Tab Gemeente Coevorden
Terug naar zoeken
Gebombarbeerde kartonfabriek Hollandia

Spionage rond Coevorden tijdens de Tweede Wereldoorlog

Type:
Collectie
Kern:
Coevorden
Kenmerken:
Gebeurtenis
Periode:
Tweede Wereldoorlog 1940-1945

(bron: Gemeentearchief Coevorden, J. Poortman/Picardtclub 1979)

Toen de Nederlandse Regering in de Meidagen 1940 uitweek naar Engeland werd al spoedig geconstateerd, dat het een lichaam was zonder ogen en oren. In vredestijd had G.S. III daarvoor gezorgd en het zou tot begin 1943 duren voor het toen in Londen opgerichte Bureau Inlichtingen effectief kon werken onder leiding van de Drent Dr. J.M. Somer en luitenant Gijs de Jong.
Al van 1941 af had Somer vanuit het zuiden inlichtingen doorgespeeld naar Londen via Zwitserland. De Zuidnederlandse-Belgische Wim-groep onder leiding van adjudant Vermeulen deed dat via dokter Oosterhuis in Delfzijl via de coasters naar Stockholm. In het noorden waren medewerkers mr. Schortinghuis in Groningen, mr. J. Cramer te Assen en ik voor het gedeelte Zuid-Drenthe en Noord-Overijssel. Mijn taak was onder andere het schaduwen van de Landbouw en Maatschappij-Landstand beweging en het geven van berichten over de olieproductie in en om Schoonebeek en over de grens.

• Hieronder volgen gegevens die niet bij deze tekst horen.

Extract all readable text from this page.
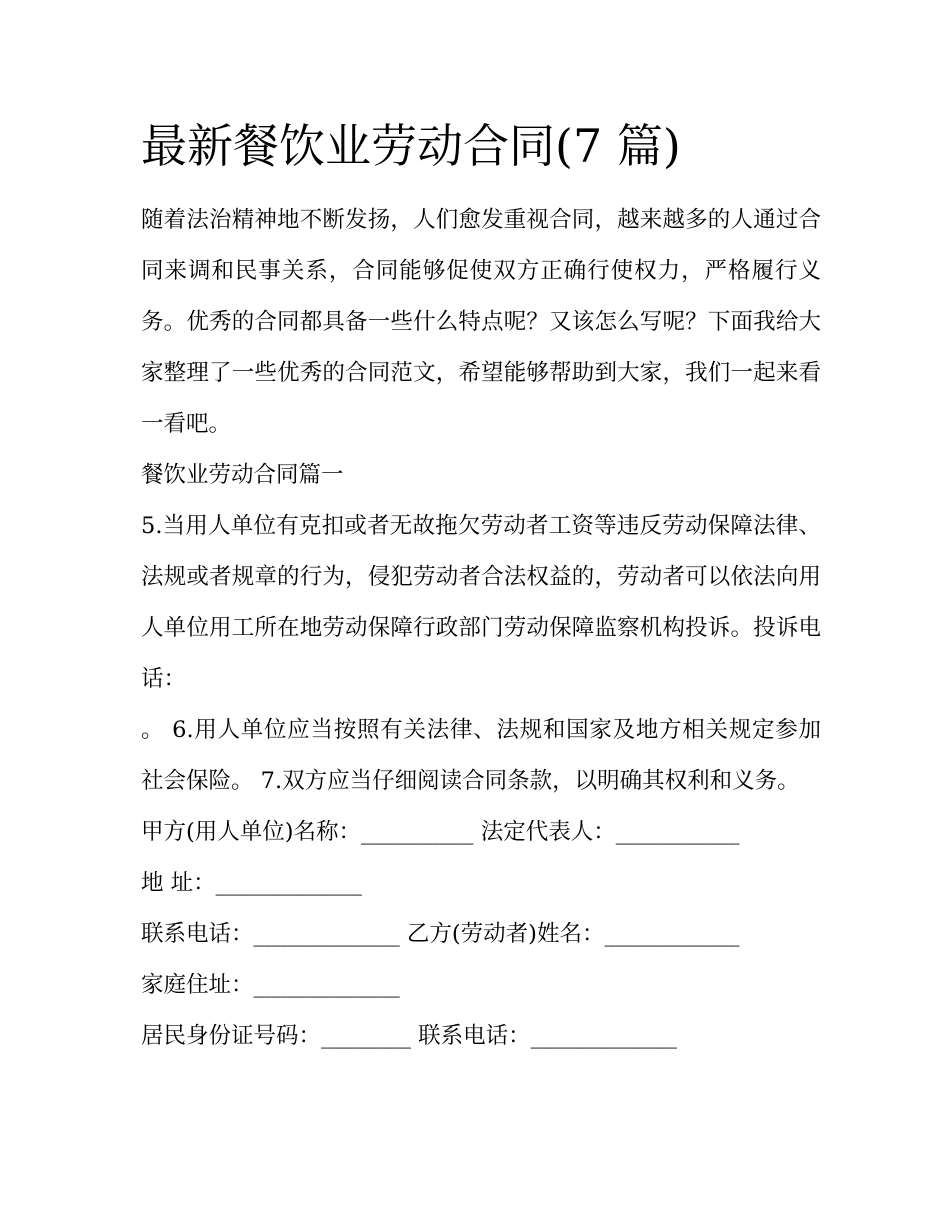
最新餐饮业劳动合同(7 篇)

随着法治精神地不断发扬，人们愈发重视合同，越来越多的人通过合同来调和民事关系，合同能够促使双方正确行使权力，严格履行义务。优秀的合同都具备一些什么特点呢？又该怎么写呢？下面我给大家整理了一些优秀的合同范文，希望能够帮助到大家，我们一起来看一看吧。

餐饮业劳动合同篇一

5.当用人单位有克扣或者无故拖欠劳动者工资等违反劳动保障法律、法规或者规章的行为，侵犯劳动者合法权益的，劳动者可以依法向用人单位用工所在地劳动保障行政部门劳动保障监察机构投诉。投诉电话：

。 6.用人单位应当按照有关法律、法规和国家及地方相关规定参加社会保险。 7.双方应当仔细阅读合同条款，以明确其权利和义务。

甲方(用人单位)名称：__________ 法定代表人：___________

地 址：_____________

联系电话：_____________ 乙方(劳动者)姓名：____________

家庭住址：_____________

居民身份证号码：________ 联系电话：_____________
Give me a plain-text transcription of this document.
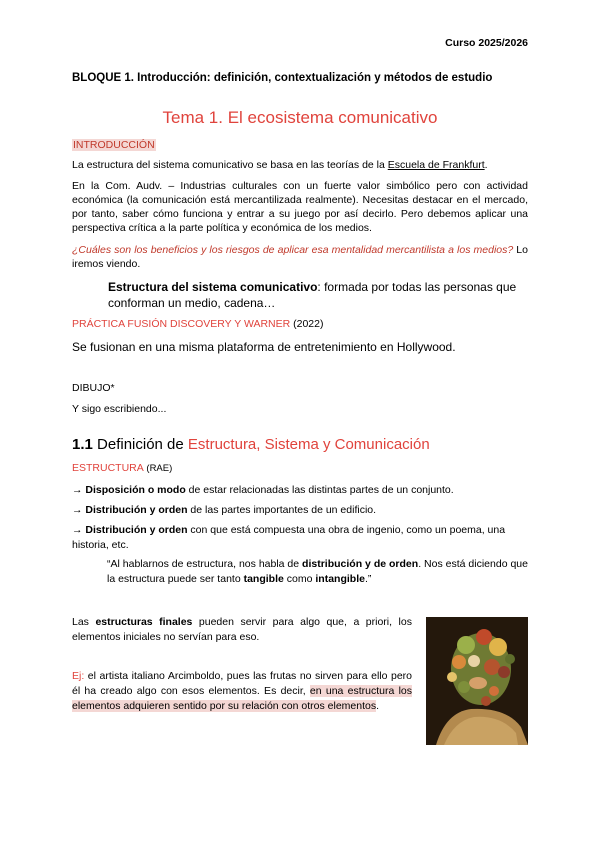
Curso 2025/2026
BLOQUE 1. Introducción: definición, contextualización y métodos de estudio
Tema 1. El ecosistema comunicativo
INTRODUCCIÓN
La estructura del sistema comunicativo se basa en las teorías de la Escuela de Frankfurt.
En la Com. Audv. – Industrias culturales con un fuerte valor simbólico pero con actividad económica (la comunicación está mercantilizada realmente). Necesitas destacar en el mercado, por tanto, saber cómo funciona y entrar a su juego por así decirlo. Pero debemos aplicar una perspectiva crítica a la parte política y económica de los medios.
¿Cuáles son los beneficios y los riesgos de aplicar esa mentalidad mercantilista a los medios? Lo iremos viendo.
Estructura del sistema comunicativo: formada por todas las personas que conforman un medio, cadena…
PRÁCTICA FUSIÓN DISCOVERY Y WARNER (2022)
Se fusionan en una misma plataforma de entretenimiento en Hollywood.
DIBUJO*
Y sigo escribiendo...
1.1 Definición de Estructura, Sistema y Comunicación
ESTRUCTURA (RAE)
→ Disposición o modo de estar relacionadas las distintas partes de un conjunto.
→ Distribución y orden de las partes importantes de un edificio.
→ Distribución y orden con que está compuesta una obra de ingenio, como un poema, una historia, etc.
“Al hablarnos de estructura, nos habla de distribución y de orden. Nos está diciendo que la estructura puede ser tanto tangible como intangible.”
Las estructuras finales pueden servir para algo que, a priori, los elementos iniciales no servían para eso.
Ej: el artista italiano Arcimboldo, pues las frutas no sirven para ello pero él ha creado algo con esos elementos. Es decir, en una estructura los elementos adquieren sentido por su relación con otros elementos.
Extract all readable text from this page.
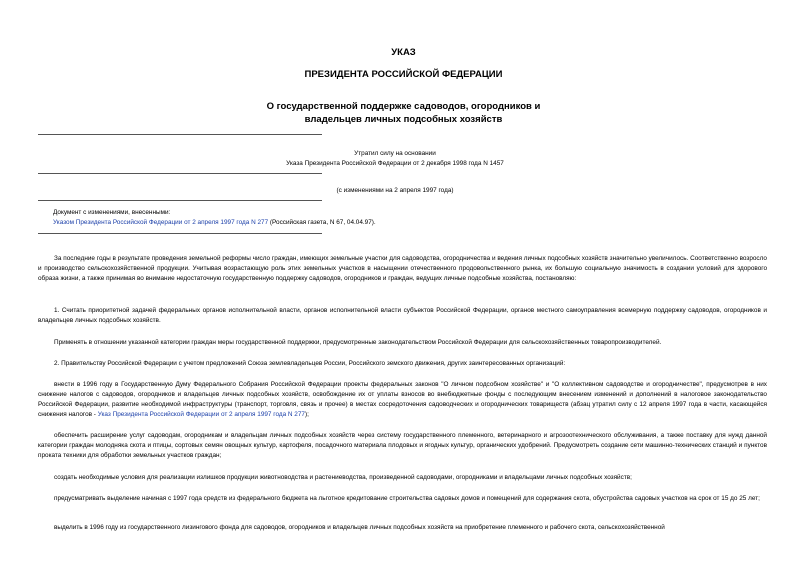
УКАЗ
ПРЕЗИДЕНТА РОССИЙСКОЙ ФЕДЕРАЦИИ
О государственной поддержке садоводов, огородников и
владельцев личных подсобных хозяйств
Утратил силу на основании
Указа Президента Российской Федерации от 2 декабря 1998 года N 1457
(с изменениями на 2 апреля 1997 года)
Документ с изменениями, внесенными:
Указом Президента Российской Федерации от 2 апреля 1997 года N 277 (Российская газета, N 67, 04.04.97).
За последние годы в результате проведения земельной реформы число граждан, имеющих земельные участки для садоводства, огородничества и ведения личных подсобных хозяйств значительно увеличилось. Соответственно возросло и производство сельскохозяйственной продукции. Учитывая возрастающую роль этих земельных участков в насыщении отечественного продовольственного рынка, их большую социальную значимость в создании условий для здорового образа жизни, а также принимая во внимание недостаточную государственную поддержку садоводов, огородников и граждан, ведущих личные подсобные хозяйства, постановляю:
1. Считать приоритетной задачей федеральных органов исполнительной власти, органов исполнительной власти субъектов Российской Федерации, органов местного самоуправления всемерную поддержку садоводов, огородников и владельцев личных подсобных хозяйств.
Применять в отношении указанной категории граждан меры государственной поддержки, предусмотренные законодательством Российской Федерации для сельскохозяйственных товаропроизводителей.
2. Правительству Российской Федерации с учетом предложений Союза землевладельцев России, Российского земского движения, других заинтересованных организаций:
внести в 1996 году в Государственную Думу Федерального Собрания Российской Федерации проекты федеральных законов "О личном подсобном хозяйстве" и "О коллективном садоводстве и огородничестве", предусмотрев в них снижение налогов с садоводов, огородников и владельцев личных подсобных хозяйств, освобождение их от уплаты взносов во внебюджетные фонды с последующим внесением изменений и дополнений в налоговое законодательство Российской Федерации, развитие необходимой инфраструктуры (транспорт, торговля, связь и прочее) в местах сосредоточения садоводческих и огороднических товариществ (абзац утратил силу с 12 апреля 1997 года в части, касающейся снижения налогов - Указ Президента Российской Федерации от 2 апреля 1997 года N 277);
обеспечить расширение услуг садоводам, огородникам и владельцам личных подсобных хозяйств через систему государственного племенного, ветеринарного и агрозоотехнического обслуживания, а также поставку для нужд данной категории граждан молодняка скота и птицы, сортовых семян овощных культур, картофеля, посадочного материала плодовых и ягодных культур, органических удобрений. Предусмотреть создание сети машинно-технических станций и пунктов проката техники для обработки земельных участков граждан;
создать необходимые условия для реализации излишков продукции животноводства и растениеводства, произведенной садоводами, огородниками и владельцами личных подсобных хозяйств;
предусматривать выделение начиная с 1997 года средств из федерального бюджета на льготное кредитование строительства садовых домов и помещений для содержания скота, обустройства садовых участков на срок от 15 до 25 лет;
выделить в 1996 году из государственного лизингового фонда для садоводов, огородников и владельцев личных подсобных хозяйств на приобретение племенного и рабочего скота, сельскохозяйственной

Commissaris der Koningin in Drenthe, mr. J. Cramer
Commissaris der Koningin in Drenthe, meester J. Cramer

Geheime Dienst Nederland

Toen de Wim-groep door Van der Waals verraden werd, richtte Max Jansen de Geheime Dienst Nederland, de G.D.N. op, die het werk voortzette. Zijn opvolger Wim Schoemaker, “Miki”, maakte er een formidabele inlichtingengroep van met op het eind 1100 medewerkers en contacten. Hij leidde de groep op briljante wijze. Het land was verdeeld in districten met een agent aan het hoofd. Mijn codenaam werd Chris, nummer N105. Dit nummer was fantasie, alleen de 5 had betekenis, maar dat wisten alleen de hoofden. Als secretaris van de Provinciale Drentse Vereniging voor het Vreemdelingenverkeer V.V.V. was het voor mij niet moeilijk ogen en oren te vinden voor het verzamelen van gegevens en hun aantal nam met de oorlogsjaren snel toe. Daar waren hier allereerst Schepers, de hotelhouder uit Nieuw-Schoonebeek, die nieuws voor me verzamelde van over de grens. Dan Karst in Oud-Schoonebeek, die hetzelfde deed en die bovendien goede contacten met de Nederlandse Aardolie Maatschappij NAM-mensen had. Vooral dr. Brouwer, de geoloog, was een belangrijke figuur. Van de aanvang aan is de ontwikkeling van de olievelden getraineerd en gesaboteerd. Dit ondanks verwoede druk van de bezetters, die op spoed aandrongen. Groot was dan ook de verontwaardiging van de oliemensen, toen op een kwade dag ook een paar boortorens langs de grens door Engelse vliegtuigen in puin werden geschoten, waarbij de kogels de mensen om de oren vlogen. Karst gaf me hun eis door te melden dat dit niet weer diende te geschieden, wilden ze hun passieve houding kunnen voortzetten. Onze rapporten bereikten Londen en in tegenstelling tot wat er aan de Duitse kant gebeurde, bleven hier verdere beschietingen uit. Een belangrijk informant van Karst was overste Stähle, die hij kende uit zijn vervenerskennissengroep Brill. Onbekend bleef ons, dat hij later ook met Mr. Cramer en Van Heuven Goedhart in verbinding stond. Coevorden zelf was voor militaire zaken tot eind 1944 onbelangrijk: daar was P. van Biezen, leraar H.B.S., mijn informant; in Bergentheim, de bij de dokter ondergedoken planter Oldigs uit Ommen en in Hardenberg W. Snel.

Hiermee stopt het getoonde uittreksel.